Clearly his popularity with audiences and performers is a source of vindication for him now. "The accessibility of my work was one of the things that created a demand for it," he says. Although it would not be fair to suggest that he is in opposition to the more dissonant strains of contemporary music. He professes to respect the great English composer Harrison Birtwistle, a master of complex musical thought. It's as if he recognises that everyone has their own voice to which they must be true.

"If you have any distinctiveness in you it will show through your work. If you try to exclude influences, they will still come through. If you have any personality, the music will have a personality that will ultimately be your own." Chekhov complained that his fellow authors ran with their elbows out even though there was room enough for everybody. One senses Rutter, with his eclecticism, would agree.

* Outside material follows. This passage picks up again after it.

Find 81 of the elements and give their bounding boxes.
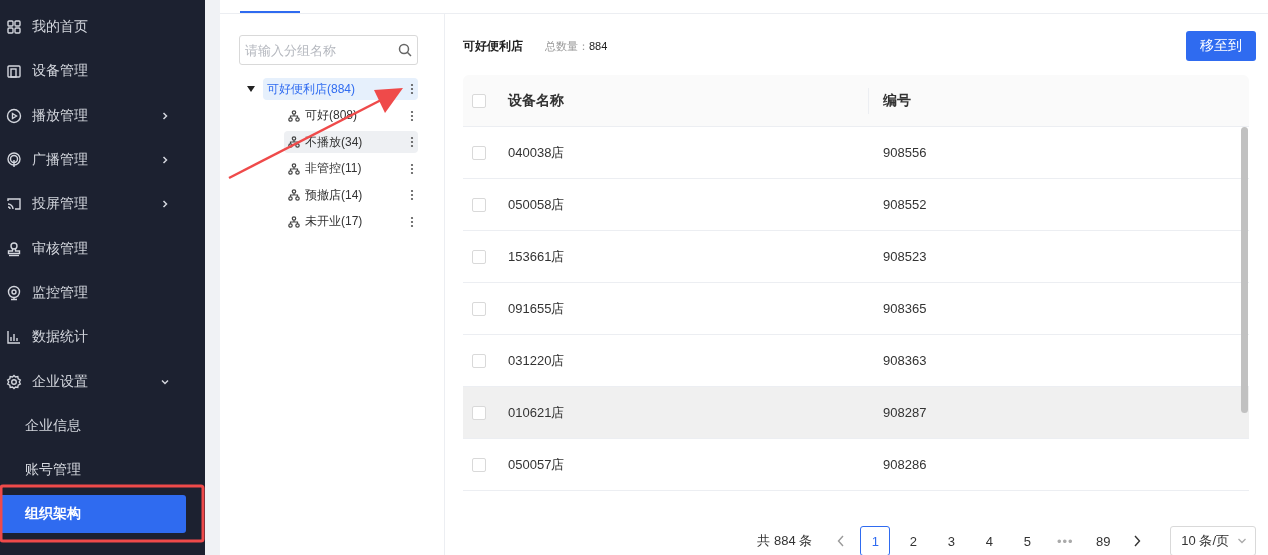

But to delve into these academic arguments is almost beside the point when watching Rutter working with amateur singers. "Everybody can sing," might be his motto, as is his belief that choral singing is healthy. "There was a survey done in Italy of the indicators of community health - how much vandalism there is, how much crime, incidents of drugs - and they found that there were the fewest negative indicators where the football team and choral society were thriving." Perhaps this is why his music has sought to give pleasure through its healthily reassuring lines, and his music-making has sought to encourage it by bringing it to those amateurs who love it the most.